Americans suffering worse health than peers in other countries

Rumala
Bernice Rumala

The National Research Council and the Institute of Medicine recently released a report on the state of American's health compared to other countries. It found that the health and safety of U.S. citizens falls behind 16 other affluent nations. Bernice B. Rumala, assistant professor in the Frank H. Netter MD School of Medicine, is available to comment.

Rumala said, "This report further underscores the important role that social determinants of health have on impacting health equity and ultimately public health outcomes.  Health equity examines differences in outcomes in groups of people that are considered preventable and unfair. Numerous studies have shown that despite the United States being ranked among the wealthiest countries in the world, we still have one of the worst health outcomes, especially in terms of infant mortality rates, one of the major indicators for the health status of a nation. 

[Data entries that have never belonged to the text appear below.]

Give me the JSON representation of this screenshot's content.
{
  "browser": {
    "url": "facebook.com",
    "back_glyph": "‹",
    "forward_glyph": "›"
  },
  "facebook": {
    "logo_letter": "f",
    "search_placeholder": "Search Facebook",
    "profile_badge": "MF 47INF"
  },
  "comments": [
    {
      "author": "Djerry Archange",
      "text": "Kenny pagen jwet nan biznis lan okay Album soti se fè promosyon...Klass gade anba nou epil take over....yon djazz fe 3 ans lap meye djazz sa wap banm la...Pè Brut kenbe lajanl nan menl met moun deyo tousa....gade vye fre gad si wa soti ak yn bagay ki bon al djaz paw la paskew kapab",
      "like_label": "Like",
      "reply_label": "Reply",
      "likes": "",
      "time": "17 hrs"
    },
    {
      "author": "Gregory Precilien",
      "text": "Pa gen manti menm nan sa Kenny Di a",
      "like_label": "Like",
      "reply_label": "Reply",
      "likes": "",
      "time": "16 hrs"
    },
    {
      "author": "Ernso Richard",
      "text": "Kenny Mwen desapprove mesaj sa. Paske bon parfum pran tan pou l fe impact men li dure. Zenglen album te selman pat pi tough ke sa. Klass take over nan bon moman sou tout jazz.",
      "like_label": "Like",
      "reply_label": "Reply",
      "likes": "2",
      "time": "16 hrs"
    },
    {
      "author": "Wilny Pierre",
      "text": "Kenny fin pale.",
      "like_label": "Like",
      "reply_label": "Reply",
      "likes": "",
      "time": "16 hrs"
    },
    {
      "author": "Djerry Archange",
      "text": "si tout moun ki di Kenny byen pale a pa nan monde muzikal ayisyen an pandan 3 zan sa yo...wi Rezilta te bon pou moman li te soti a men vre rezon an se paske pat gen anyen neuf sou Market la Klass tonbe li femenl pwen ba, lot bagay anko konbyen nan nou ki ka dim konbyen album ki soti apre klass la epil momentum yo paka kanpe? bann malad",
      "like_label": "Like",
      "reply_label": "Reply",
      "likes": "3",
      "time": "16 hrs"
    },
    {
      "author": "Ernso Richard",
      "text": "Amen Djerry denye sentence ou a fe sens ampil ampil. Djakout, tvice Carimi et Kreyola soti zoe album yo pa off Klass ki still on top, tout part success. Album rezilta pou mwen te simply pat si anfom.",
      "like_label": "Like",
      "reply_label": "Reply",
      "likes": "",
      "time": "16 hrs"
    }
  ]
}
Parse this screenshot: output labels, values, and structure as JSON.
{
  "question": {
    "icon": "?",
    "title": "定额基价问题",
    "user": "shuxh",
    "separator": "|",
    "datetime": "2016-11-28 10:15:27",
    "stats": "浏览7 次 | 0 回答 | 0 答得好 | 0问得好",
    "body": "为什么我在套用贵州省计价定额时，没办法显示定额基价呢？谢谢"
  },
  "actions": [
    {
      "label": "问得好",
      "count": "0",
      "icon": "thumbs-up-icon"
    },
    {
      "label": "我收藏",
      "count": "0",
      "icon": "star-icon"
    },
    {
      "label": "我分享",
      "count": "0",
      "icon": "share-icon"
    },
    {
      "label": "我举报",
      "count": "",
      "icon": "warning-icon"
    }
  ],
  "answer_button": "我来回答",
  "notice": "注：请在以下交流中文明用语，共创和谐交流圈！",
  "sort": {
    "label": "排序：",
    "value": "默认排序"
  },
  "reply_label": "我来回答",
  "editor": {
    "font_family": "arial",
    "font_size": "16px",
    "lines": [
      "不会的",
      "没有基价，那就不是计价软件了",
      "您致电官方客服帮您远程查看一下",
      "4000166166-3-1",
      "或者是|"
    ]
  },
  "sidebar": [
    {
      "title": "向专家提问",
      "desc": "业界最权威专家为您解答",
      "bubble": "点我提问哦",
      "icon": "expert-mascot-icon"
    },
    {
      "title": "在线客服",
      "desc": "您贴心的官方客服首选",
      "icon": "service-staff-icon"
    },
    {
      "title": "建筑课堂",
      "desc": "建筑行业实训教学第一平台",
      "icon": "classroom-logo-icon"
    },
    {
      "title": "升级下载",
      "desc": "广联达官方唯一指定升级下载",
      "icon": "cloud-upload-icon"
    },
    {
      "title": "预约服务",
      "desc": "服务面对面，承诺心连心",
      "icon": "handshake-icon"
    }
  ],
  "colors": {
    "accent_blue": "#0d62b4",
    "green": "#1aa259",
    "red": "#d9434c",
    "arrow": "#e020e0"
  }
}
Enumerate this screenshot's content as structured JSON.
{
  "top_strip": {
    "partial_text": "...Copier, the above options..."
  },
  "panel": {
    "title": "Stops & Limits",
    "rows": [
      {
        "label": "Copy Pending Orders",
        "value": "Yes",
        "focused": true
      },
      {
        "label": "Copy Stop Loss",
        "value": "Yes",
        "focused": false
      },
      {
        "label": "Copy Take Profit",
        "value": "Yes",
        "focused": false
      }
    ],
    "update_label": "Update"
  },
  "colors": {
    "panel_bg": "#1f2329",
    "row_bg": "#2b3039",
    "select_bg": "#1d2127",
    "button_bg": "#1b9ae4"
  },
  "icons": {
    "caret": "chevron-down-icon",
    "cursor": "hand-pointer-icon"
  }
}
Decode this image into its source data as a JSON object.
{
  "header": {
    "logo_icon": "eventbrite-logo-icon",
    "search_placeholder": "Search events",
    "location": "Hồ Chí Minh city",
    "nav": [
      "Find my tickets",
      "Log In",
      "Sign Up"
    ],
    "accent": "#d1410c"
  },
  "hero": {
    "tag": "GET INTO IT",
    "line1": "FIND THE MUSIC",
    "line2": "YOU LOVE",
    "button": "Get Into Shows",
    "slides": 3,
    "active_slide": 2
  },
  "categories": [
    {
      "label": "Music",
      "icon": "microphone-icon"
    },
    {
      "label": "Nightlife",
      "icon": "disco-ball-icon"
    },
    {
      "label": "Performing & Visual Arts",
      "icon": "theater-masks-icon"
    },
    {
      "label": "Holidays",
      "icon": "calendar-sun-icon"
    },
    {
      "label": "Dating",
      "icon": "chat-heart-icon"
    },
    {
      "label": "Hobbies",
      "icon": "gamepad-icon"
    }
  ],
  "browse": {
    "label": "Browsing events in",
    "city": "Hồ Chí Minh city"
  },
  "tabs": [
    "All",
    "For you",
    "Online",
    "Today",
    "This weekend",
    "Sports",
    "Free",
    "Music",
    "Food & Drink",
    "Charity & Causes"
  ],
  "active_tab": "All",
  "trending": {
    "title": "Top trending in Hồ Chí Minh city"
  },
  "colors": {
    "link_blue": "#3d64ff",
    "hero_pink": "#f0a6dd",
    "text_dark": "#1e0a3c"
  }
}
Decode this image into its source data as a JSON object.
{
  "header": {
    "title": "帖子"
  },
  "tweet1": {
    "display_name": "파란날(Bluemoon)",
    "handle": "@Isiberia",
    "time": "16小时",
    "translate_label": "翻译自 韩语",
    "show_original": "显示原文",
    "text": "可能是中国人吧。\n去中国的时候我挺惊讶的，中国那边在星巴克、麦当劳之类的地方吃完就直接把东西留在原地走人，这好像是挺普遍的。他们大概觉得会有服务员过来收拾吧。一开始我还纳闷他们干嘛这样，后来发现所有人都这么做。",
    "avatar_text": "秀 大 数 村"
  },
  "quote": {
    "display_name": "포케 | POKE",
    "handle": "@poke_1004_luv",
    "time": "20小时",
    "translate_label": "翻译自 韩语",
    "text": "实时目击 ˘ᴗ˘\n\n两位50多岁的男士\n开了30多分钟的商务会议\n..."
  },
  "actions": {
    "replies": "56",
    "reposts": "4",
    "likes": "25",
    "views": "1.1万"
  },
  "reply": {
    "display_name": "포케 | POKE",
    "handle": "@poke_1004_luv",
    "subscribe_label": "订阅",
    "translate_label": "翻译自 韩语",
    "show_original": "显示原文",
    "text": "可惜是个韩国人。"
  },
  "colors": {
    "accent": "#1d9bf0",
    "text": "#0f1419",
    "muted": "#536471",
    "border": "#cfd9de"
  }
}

"Previous studies have focused specifically on low socio-economic status (SES) populations and racial/ethnic minorities, however this study has highlighted that there are larger contextual factors beyond socio economic status that are resulting in poorer health outcomes for everyone, not just the disadvantaged or racial/ethnic minorities. Similarly in previous studies, outcomes of poorer health were seen in racial/ethnic minorities with high SES when all other variables were controlled for. Therefore, in closely examining the micro and macro contextual factors impacting these inequities, social determinants of health provides a lens with which to address these health inequities. 

"Social determinants of health take into account where an individual lives, works and plays, that is, examining the physical environment, social environment, policies and interventions and access to quality health care as contributors to health and well-being. A social determinants of health lens recognizes that one factor is not responsible but rather achieving health equity is multifactorial and needs to be addressed though community engagement - partnering with communities to translate research and policies to improve public health,  and changing the social and physical environment. Hence health disparities and community engagement has been one of the core foci for the National Institute for Minority Health and Health disparities (NIMHD) and as part of the translational research paradigm for the NIH National Center for advancing Translational science.

"With the community based primary care mission of Quinnipiac University School of Medicine, we will be partnering with community to educate a cadre of physicians who will understand the impact of the social determinants of health on health equity and will be equipped to addressing these health inequities through patient care, scholarly endeavors, and community engagement."

Bernice B. Rumala's areas of expertise include health equity, policy, community engagement and medical education to improve public health outcomes. She holds PhD, Ed.M, M.A., and M.Phil degrees and completed her doctoral training at Columbia University.